How PrivChain Uses STARKs
Privacy Pool Proofs
When withdrawing from a privacy pool, you generate a STARK proof that:
// Conceptual proof structure
interface WithdrawalProof {
// Public inputs (visible on-chain)
nullifier: string; // Prevents double-spend
root: string; // Merkle root of deposits
recipient: string; // Withdrawal address
// Private inputs (never revealed)
note: string; // Your secret deposit note
path: string[]; // Merkle path to your deposit
}The proof demonstrates:
- ✅ You know a valid note
- ✅ The note corresponds to a real deposit
- ✅ You haven't spent this note before
- ❌ WITHOUT revealing which deposit is yours
Agent Identity Proofs
Prove agent attributes without revealing identity:
// Prove reputation without revealing identity
const proof = await privchain.identity.proveAttribute({
attribute: 'reputation_score',
predicate: 'greater_than',
value: 100,
// Proves: "My reputation > 100" without revealing actual score or identity
});Proof of Agent Work
Validate computation was performed correctly:
// Prove work completion
const proof = await privchain.work.proveCompletion({
taskHash: '0x...',
outputHash: '0x...',
computeSteps: 1000000,
// Proves: "I ran this computation correctly"
});Technical Deep Dive
Arithmetization
STARKs convert computations into polynomial equations:
Computation → Execution Trace → Polynomial Constraints → Proof- Execution Trace: Record all intermediate values
- Polynomial Interpolation: Convert trace to polynomials
- Constraint System: Define rules the computation must follow
- FRI Protocol: Prove polynomials are low-degree (valid)
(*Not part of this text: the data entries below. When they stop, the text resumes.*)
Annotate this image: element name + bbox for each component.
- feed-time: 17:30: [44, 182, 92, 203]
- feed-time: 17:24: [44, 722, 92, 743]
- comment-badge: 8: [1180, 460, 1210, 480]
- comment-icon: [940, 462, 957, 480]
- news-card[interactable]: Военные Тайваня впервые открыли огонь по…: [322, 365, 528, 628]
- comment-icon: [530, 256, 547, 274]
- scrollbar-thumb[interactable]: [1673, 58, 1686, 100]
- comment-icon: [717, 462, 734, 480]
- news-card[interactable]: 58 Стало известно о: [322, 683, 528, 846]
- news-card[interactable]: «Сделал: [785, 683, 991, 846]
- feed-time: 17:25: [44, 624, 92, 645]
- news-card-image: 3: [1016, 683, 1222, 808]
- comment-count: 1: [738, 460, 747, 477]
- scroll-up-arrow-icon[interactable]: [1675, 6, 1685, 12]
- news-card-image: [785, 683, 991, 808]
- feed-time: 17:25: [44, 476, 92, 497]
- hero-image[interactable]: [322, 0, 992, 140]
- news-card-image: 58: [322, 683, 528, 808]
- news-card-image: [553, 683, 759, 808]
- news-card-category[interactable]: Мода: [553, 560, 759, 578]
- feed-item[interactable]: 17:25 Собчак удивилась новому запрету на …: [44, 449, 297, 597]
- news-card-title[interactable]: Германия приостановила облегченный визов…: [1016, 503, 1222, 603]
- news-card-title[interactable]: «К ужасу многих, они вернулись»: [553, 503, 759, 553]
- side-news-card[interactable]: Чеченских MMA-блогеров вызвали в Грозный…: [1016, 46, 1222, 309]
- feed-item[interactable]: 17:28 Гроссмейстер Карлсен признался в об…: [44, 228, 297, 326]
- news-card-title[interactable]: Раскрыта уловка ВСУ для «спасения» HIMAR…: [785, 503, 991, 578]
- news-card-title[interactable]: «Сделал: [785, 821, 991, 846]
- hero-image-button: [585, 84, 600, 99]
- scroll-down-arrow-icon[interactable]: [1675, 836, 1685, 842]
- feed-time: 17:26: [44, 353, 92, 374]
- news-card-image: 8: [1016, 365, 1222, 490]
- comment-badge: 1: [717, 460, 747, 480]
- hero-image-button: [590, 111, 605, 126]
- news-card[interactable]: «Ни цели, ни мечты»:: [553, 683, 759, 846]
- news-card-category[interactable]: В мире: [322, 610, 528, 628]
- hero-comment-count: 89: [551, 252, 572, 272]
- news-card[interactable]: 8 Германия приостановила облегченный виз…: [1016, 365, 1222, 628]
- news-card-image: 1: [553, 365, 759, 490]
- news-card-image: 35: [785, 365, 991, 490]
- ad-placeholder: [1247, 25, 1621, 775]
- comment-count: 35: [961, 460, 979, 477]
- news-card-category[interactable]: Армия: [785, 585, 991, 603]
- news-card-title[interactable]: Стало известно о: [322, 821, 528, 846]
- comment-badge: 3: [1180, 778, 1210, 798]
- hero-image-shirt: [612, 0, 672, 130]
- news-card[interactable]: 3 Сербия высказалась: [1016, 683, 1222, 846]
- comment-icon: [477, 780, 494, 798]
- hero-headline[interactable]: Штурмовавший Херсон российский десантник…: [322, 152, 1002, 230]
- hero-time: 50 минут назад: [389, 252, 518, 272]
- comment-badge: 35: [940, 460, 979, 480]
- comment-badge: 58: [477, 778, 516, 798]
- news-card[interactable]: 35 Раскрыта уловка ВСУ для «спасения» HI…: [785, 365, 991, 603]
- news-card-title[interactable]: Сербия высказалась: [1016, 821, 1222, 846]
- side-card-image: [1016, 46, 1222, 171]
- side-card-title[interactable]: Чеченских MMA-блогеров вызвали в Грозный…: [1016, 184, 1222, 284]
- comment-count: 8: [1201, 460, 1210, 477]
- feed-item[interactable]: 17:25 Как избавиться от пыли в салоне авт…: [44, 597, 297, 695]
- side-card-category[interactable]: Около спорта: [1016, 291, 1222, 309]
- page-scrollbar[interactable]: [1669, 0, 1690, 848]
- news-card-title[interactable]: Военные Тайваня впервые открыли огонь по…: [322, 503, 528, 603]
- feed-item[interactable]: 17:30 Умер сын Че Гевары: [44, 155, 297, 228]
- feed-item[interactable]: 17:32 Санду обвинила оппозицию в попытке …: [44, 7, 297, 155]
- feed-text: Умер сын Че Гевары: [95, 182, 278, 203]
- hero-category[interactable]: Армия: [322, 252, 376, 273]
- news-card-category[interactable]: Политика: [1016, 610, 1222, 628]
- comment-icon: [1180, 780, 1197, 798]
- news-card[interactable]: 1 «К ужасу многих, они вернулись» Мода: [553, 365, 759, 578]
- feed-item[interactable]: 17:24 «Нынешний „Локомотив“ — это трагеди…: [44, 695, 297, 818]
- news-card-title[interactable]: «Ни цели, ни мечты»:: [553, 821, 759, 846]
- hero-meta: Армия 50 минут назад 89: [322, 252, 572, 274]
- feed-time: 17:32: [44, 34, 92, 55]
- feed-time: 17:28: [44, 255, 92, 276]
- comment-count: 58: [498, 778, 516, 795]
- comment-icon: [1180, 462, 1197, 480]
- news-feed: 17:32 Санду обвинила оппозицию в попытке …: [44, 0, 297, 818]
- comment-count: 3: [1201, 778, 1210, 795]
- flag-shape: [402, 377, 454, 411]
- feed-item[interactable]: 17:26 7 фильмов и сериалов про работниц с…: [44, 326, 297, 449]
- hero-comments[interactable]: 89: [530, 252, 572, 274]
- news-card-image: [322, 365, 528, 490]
FRI (Fast Reed-Solomon IOP)
The core of STARK verification uses the FRI protocol:
graph TD
P[Polynomial P(x)] --> C1[Commit Layer 1]
C1 --> C2[Commit Layer 2]
C2 --> C3[Commit Layer 3]
C3 --> Final[Final Check]
Query[Random Queries] --> C1
Query --> C2
Query --> C3
Final --> Verify[✅ Verified]Security Parameters
PrivChain STARK configuration:
| Parameter | Value | Security |
|---|---|---|
| Field | Goldilocks (64-bit) | 128-bit |
| Hash | Poseidon | STARK-friendly |
| Blowup Factor | 8 | Proof soundness |
| Query Count | 30 | ~128-bit security |
Performance
Typical proof generation times (on modern CPU):
| Operation | Constraints | Proving Time | Proof Size |
|---|---|---|---|
| Transfer | ~10K | 0.5s | 50 KB |
| Withdrawal | ~100K | 2s | 100 KB |
| Identity Proof | ~50K | 1s | 80 KB |
| Work Proof | ~1M | 15s | 200 KB |
GPU Acceleration
Proof generation can be accelerated 10-50x with GPU provers. The SDK automatically uses GPU when available.
Verifier Contracts
STARK verification happens on-chain via optimized Solana programs:
// Verification cost
const verificationCost = {
computeUnits: 200_000, // ~0.00001 SOL
time: '50ms',
proofSize: '100 KB'
};Further Reading
- STARK Paper - Original academic paper
- STARKs, Part I - Vitalik's explanation
- StarkWare - Leading STARK implementation
FAQ
Q: Why are STARK proofs larger than SNARK proofs?
A: STARKs trade proof size for transparency and quantum resistance. The larger proofs (~100KB vs ~200B) are still practical for on-chain verification.
Q: Can I generate proofs in a browser?
A: Yes, but it's slow. We recommend server-side proof generation or using our relayer network for browser-based agents.
Q: What happens when quantum computers arrive?
A: Nothing! STARKs are already quantum-resistant. Your historical proofs remain valid and secure.